When Jane Lovejoy’s husband telephoned to tell
her that he had been passed over for the promotion he had been hoping for, and also
that he had been denied the raise he was expecting, she knew she would have to
do something special to raise his spirits, and that there was some heavy
lifting ahead.
Richard was more fragile and temperamental
than their four-year-old son, and he would need something sweet to soothe his
bruised ego; Jane figured a trip over to Lake Street and an evening of sinful-fun
would be just the thing to keep him calm…she would enjoy it too. More
importantly it would distract him from his worries and his shame, keep him from
turning his resentment and anger against her…or their son.
She sent the boy to her mother’s in Linden
Hills, she had the servants prepare a platter of food they could eat at room
temperature, including a roast beef and a chicken that would keep well for
hours in the ice box.
Her maid helped her with her hair and dress,
after-witch Jane sent everyone home so that she could be alone with her husband
when he arrived; then she fixed herself a martini about a half an hour before Richard
came home.
It was raining hard by the time he arrived and
Jane’s timing was perfect.
He had parked the car under the port
cochere so that he was barely damp when he came through the side door into
the parlor.
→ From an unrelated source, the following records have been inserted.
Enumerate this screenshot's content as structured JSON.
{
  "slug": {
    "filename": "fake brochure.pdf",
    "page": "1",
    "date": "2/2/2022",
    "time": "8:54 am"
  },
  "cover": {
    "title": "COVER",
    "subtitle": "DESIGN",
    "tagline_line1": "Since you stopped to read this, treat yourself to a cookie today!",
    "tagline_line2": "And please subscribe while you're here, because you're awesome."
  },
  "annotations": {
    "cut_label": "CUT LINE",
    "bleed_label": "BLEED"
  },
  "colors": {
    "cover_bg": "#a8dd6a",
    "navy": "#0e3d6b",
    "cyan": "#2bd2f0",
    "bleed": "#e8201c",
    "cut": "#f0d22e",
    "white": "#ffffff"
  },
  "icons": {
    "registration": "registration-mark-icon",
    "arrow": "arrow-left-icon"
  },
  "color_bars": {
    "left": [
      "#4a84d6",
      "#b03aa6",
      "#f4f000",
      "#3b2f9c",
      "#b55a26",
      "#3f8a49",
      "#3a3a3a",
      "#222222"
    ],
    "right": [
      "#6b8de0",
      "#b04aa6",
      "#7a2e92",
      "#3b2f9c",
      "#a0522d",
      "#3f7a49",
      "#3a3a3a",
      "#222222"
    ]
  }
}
She went to greet him there with a lit cigarette in one hand and a brandy
Manhattan, made just the way he liked it, in the other.
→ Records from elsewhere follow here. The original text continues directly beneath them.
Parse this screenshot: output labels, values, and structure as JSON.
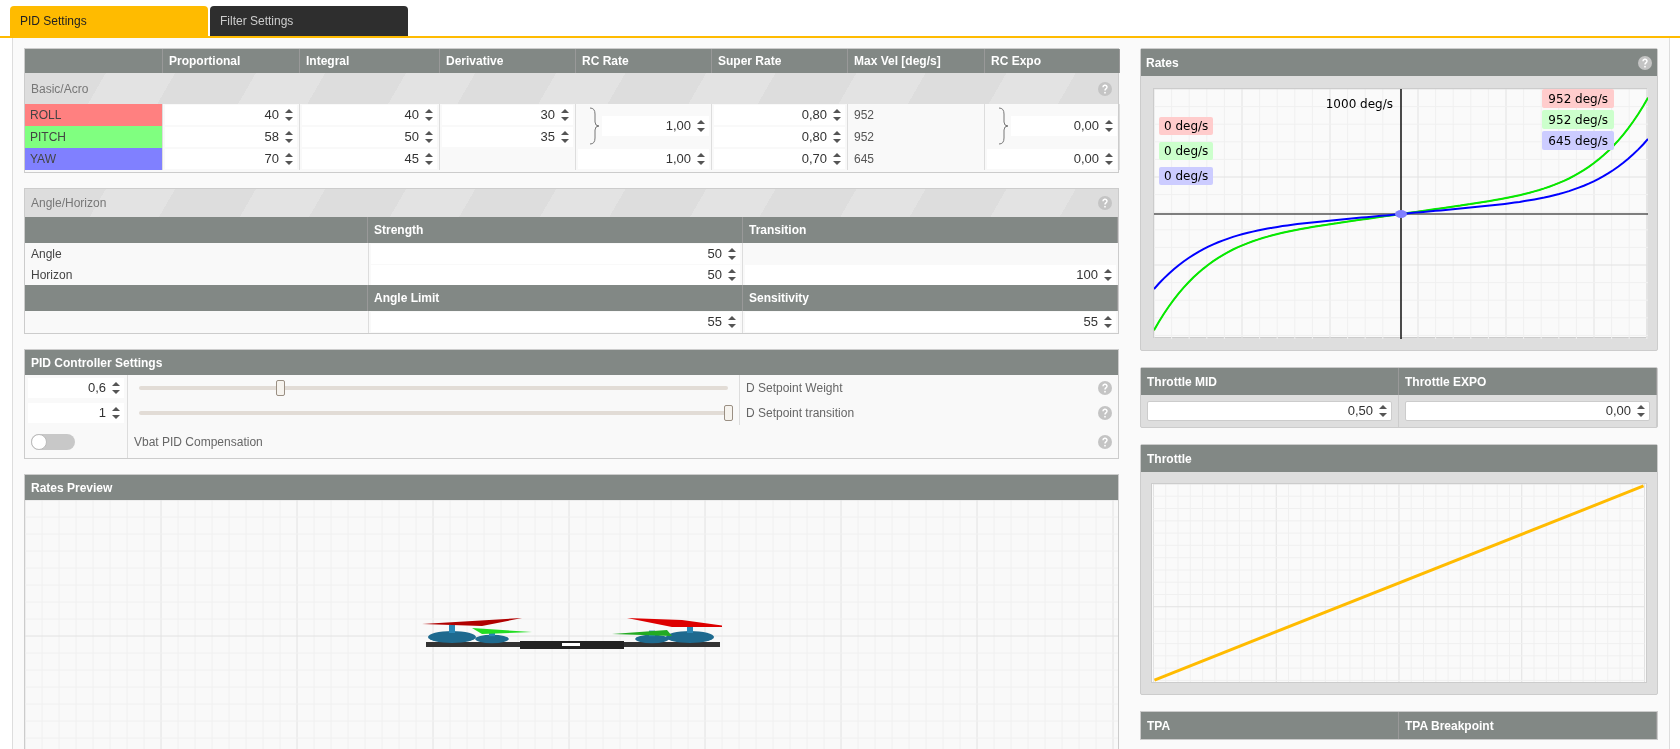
{
  "tabs": [
    {
      "label": "PID Settings",
      "selected": true
    },
    {
      "label": "Filter Settings",
      "selected": false
    }
  ],
  "pid_table": {
    "columns": [
      "Proportional",
      "Integral",
      "Derivative",
      "RC Rate",
      "Super Rate",
      "Max Vel [deg/s]",
      "RC Expo"
    ],
    "section": "Basic/Acro",
    "rows": [
      {
        "axis": "ROLL",
        "color": "#ff8080",
        "proportional": "40",
        "integral": "40",
        "derivative": "30",
        "super_rate": "0,80",
        "max_vel": "952"
      },
      {
        "axis": "PITCH",
        "color": "#80ff80",
        "proportional": "58",
        "integral": "50",
        "derivative": "35",
        "super_rate": "0,80",
        "max_vel": "952"
      },
      {
        "axis": "YAW",
        "color": "#8080ff",
        "proportional": "70",
        "integral": "45",
        "super_rate": "0,70",
        "max_vel": "645"
      }
    ],
    "rc_rate": {
      "roll_pitch": "1,00",
      "yaw": "1,00"
    },
    "rc_expo": {
      "roll_pitch": "0,00",
      "yaw": "0,00"
    }
  },
  "angle_horizon": {
    "title": "Angle/Horizon",
    "columns": [
      "Strength",
      "Transition"
    ],
    "rows": [
      {
        "label": "Angle",
        "strength": "50"
      },
      {
        "label": "Horizon",
        "strength": "50",
        "transition": "100"
      }
    ],
    "limit_columns": [
      "Angle Limit",
      "Sensitivity"
    ],
    "limits": {
      "angle_limit": "55",
      "sensitivity": "55"
    }
  },
  "pid_controller": {
    "title": "PID Controller Settings",
    "items": [
      {
        "kind": "slider",
        "value": "0,6",
        "level": 0.24,
        "label": "D Setpoint Weight"
      },
      {
        "kind": "slider",
        "value": "1",
        "level": 1.0,
        "label": "D Setpoint transition"
      },
      {
        "kind": "toggle",
        "on": false,
        "label": "Vbat PID Compensation"
      }
    ]
  },
  "rates_preview": {
    "title": "Rates Preview"
  },
  "rates": {
    "title": "Rates",
    "axis_label": "1000 deg/s",
    "left_labels": [
      {
        "text": "0 deg/s",
        "color": "#ffcccc"
      },
      {
        "text": "0 deg/s",
        "color": "#ccffcc"
      },
      {
        "text": "0 deg/s",
        "color": "#ccccff"
      }
    ],
    "right_labels": [
      {
        "text": "952 deg/s",
        "color": "#ffcccc"
      },
      {
        "text": "952 deg/s",
        "color": "#ccffcc"
      },
      {
        "text": "645 deg/s",
        "color": "#ccccff"
      }
    ]
  },
  "throttle_settings": {
    "columns": [
      "Throttle MID",
      "Throttle EXPO"
    ],
    "values": [
      "0,50",
      "0,00"
    ]
  },
  "throttle": {
    "title": "Throttle"
  },
  "tpa": {
    "columns": [
      "TPA",
      "TPA Breakpoint"
    ]
  }
}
Jane loved her husband and she was sad to see
him come through the door with his shoulders sagging and the air of defeat hanging
about him.
His face was set in a mean-grimace, but when
he saw his wife standing in the light of the Tiffany chandelier, slender and
blonde and wearing a slinky dress, his mood began to change.
Jane wore her make-up done in her signature
sultry-style, I married a movie-star, Richard thought. As kind as
Dorris Day and as daring as Mae West, the perfect woman.
Richard only paused for a second, as he felt his
sense of failure magnifying for the span of a heartbeat, then his troubles
simply vanished as he gazed at Jane’s glossy red lips. He let those feelings go
and allowed his imagination to fill the hole in his heart with expectations of
what the night promised to become.
The way jane had greeted him gave Richard the understanding
that his loving-wife was going to spend her money pampering him once again, not
to celebrate his success, but to compensate him for his poor performance at the
Lumber Exchange where he sat in her father’s chair.
Jane walked toward him with her pale thighs
barely rubbing together, allowing him to see the hem of her stockings and catch
a glimpse of her garter belt below the fringe of her too-short, emerald gown.
She handed him his drink and the lit Pall
Mall; then kissed him lightly on the lips, brushing them languidly with the tip
of her tongue as Richard moaned with delight. With one sip of his Manhattan and
a puff from the Pall Mall, the scent of his wife’s perfume and the
luxuriousness of her kiss, the sting of shame he had been nursing since the
morning meeting with the board melted away.
The house was quiet.
Richard knew they were alone, and soon they
would be headed to the strip; his wife would dope him up and let him smother
his woes between the breasts of an anonymous immigrant girl, then she would
call her father in the morning to tell him that he was too sick to come in.